Benchmarks on RISC-V Out-of-Order Simulator
We have created a simulator for NaxRiscv, a RISC-V Out-of-Order core, and ran the benchmarks CoreMark and Dhrystone.
The current NaxRiscv repository is still WIP, but you can run Linux on the simulator. It is also integrated into LiteX and allows you to create gateware for FPGA boards.
The feature image is a visualization of the log output from the simulator with Konata, an instruction pipeline visualizer.
Click here for NaxRiscv related articles.
Note: The content was updated on July 16, 2022.
NaxRiscv
NaxRiscv is a RISC-V core being developed by Charles Papon, the developer of 32-bit RISC-V VexRiscv. Like VexRiscv, it is written in a hardware description language called SpinalHDL.
We thought the difference between VexRiscv and NaxRiscv was an in-order scalar and an out-of-order superscalar, like Rocket and BOOM (Berkeley Out-of-Order Machine) at University of California, Berkeley (UCB). However, new attempts such as 64-bit (RV64) support, which VexRiscv did not have, are being made.
The performance of NaxRiscv’s default RV32IMA is as follows.
- CoreMark: 5.00 CoreMark/MHz (-O3 and so many more random flags)
- Dhrystone: 2.94 DMIPS/MHz (-O3 -fno-common -fno-inline)
Benchmarks on NaxRiscv Simulator using Verilator
The NaxRiscv repository on GitHub describes how to create an RV32IMA simulator using Verilator, and since CoreMark and Dhrystone are built, we performed a reproduction test.
CoreMark
The following shows the console output when running CoreMark.
$ ./sim/VNaxRiscv32ima --name coremark \ --load-elf $NAXSOFTWARE/baremetal/coremark/build/rv32ima/coremark.elf \ --pass-symbol pass 2K performance run parameters for coremark. CoreMark Size : 666 Total ticks : 2001972 Total time (secs): 2001972.000000 Iterations/Sec : 0.000005 Iterations : 10 Compiler version : GCC11.1.0 Compiler flags : -DPERFORMANCE_RUN=1 -march=rv32ima -mabi=ilp32 -mcmodel=medany -Wno-pointer-to-int-cast -Wno-int-to-pointer-cast -I../driver -O3 -fno-common -funroll-loops -finline-functions -falign-functions=16 -falign-jumps=4 -falign-loops=4 -finline-limit=1000 -fno-if-conversion2 -fselective-scheduling -fno-crossjumping -freorder-blocks-and-partition -DCORE_DEBUG=0 -lgcc -lc -nostartfiles -ffreestanding -Wl,-Bstatic,-T,../common/app.ld,-Map,coremark.map,--print-memory-usage Memory location : STACK seedcrc : 0xe9f5 [0]crclist : 0xe714 [0]crcmatrix : 0x1fd7 [0]crcstate : 0x8e3a [0]crcfinal : 0xfcaf Correct operation validated.

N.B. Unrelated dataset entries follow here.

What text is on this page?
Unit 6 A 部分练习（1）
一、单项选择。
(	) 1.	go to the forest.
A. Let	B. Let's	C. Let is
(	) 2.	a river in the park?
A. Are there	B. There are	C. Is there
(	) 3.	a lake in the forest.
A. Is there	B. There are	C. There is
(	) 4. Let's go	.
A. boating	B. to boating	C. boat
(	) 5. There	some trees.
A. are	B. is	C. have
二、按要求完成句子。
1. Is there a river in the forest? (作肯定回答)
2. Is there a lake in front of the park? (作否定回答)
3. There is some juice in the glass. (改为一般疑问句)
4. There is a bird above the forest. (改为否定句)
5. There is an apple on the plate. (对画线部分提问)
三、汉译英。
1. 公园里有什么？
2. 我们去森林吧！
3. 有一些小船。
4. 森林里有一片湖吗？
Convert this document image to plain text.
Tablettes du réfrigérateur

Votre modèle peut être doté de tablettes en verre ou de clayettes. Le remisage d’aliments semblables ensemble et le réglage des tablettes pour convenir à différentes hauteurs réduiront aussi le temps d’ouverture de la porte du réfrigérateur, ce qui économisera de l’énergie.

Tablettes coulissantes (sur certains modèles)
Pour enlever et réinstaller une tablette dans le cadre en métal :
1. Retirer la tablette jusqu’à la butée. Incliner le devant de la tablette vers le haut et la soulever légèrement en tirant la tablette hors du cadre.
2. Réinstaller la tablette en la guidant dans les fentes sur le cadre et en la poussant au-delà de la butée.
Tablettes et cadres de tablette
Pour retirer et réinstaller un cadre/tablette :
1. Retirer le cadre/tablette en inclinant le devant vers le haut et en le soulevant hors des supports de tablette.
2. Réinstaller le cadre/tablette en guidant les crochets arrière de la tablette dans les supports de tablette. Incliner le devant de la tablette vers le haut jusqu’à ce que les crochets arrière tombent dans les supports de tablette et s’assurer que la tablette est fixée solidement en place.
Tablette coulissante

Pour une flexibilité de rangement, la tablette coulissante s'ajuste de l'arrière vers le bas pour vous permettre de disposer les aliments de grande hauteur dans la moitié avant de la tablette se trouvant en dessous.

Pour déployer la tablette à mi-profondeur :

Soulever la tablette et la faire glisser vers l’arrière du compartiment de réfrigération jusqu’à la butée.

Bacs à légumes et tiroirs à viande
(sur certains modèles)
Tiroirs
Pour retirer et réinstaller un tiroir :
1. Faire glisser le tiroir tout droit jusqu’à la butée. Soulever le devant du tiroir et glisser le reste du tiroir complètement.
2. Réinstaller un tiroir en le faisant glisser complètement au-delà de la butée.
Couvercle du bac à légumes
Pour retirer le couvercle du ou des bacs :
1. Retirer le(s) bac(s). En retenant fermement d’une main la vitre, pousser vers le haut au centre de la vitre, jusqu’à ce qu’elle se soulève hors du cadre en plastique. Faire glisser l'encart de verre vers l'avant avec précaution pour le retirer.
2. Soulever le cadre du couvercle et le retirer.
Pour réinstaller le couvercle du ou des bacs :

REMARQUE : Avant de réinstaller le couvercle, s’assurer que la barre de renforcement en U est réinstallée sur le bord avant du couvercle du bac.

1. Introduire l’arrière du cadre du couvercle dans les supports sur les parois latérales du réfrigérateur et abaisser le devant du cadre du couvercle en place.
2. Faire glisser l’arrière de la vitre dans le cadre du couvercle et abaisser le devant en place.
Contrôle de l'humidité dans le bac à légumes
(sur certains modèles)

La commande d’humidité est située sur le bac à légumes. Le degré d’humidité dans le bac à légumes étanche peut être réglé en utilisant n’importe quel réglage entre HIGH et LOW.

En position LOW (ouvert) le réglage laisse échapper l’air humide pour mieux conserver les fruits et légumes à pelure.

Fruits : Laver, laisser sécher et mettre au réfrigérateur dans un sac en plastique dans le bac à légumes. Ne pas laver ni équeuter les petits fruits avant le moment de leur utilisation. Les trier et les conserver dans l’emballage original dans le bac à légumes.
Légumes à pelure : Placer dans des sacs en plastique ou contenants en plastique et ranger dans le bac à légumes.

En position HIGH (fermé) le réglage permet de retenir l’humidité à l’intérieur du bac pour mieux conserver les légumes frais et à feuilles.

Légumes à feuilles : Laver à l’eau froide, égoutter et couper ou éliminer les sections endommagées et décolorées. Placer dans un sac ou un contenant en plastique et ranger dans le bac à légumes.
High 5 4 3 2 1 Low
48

See README.md for run and reporting rules. CoreMark 1.0 : 0.000005 / GCC11.1.0 -DPERFORMANCE_RUN=1 -march=rv32ima -mabi=ilp32 -mcmodel=medany -Wno-pointer-to-int-cast -Wno-int-to-pointer-cast -I../driver -O3 -fno-common -funroll-loops -finline-functions -falign-functions=16 -falign-jumps=4 -falign-loops=4 -finline-limit=1000 -fno-if-conversion2 -fselective-scheduling -fno-crossjumping -freorder-blocks-and-partition -DCORE_DEBUG=0 -lgcc -lc -nostartfiles -ffreestanding -Wl,-Bstatic,-T,../common/app.ld,-Map,coremark.map,--print-memory-usage / STACK 5.00 Coremark/MHz SUCCESS coremark
The CoreMark/MHz of the simulator is 5.00.
Dhrystone
The following shows the console output when running Dhrystone.
$ ./sim/VNaxRiscv32ima --name dhrystone \ --load-elf $NAXSOFTWARE/baremetal/dhrystone/build/rv32ima/dhrystone.elf \ --pass-symbol pass Dhrystone Benchmark, Version C, Version 2.2 Program compiled without 'register' attribute Using time(), HZ=12000000 ... Microseconds for one run through Dhrystone: 16 Dhrystones per Second: 62169 User_Time : 965109 Number_Of_Runs : 5000 HZ : 12000000 DMIPS per Mhz: 2.94 SUCCESS dhrystone
The DMIPS/MHz of the simulator is 2.94.
Summary
We have created a NaxRiscv simulator using Verilator and ran the benchmarks CoreMark and Dhrystone.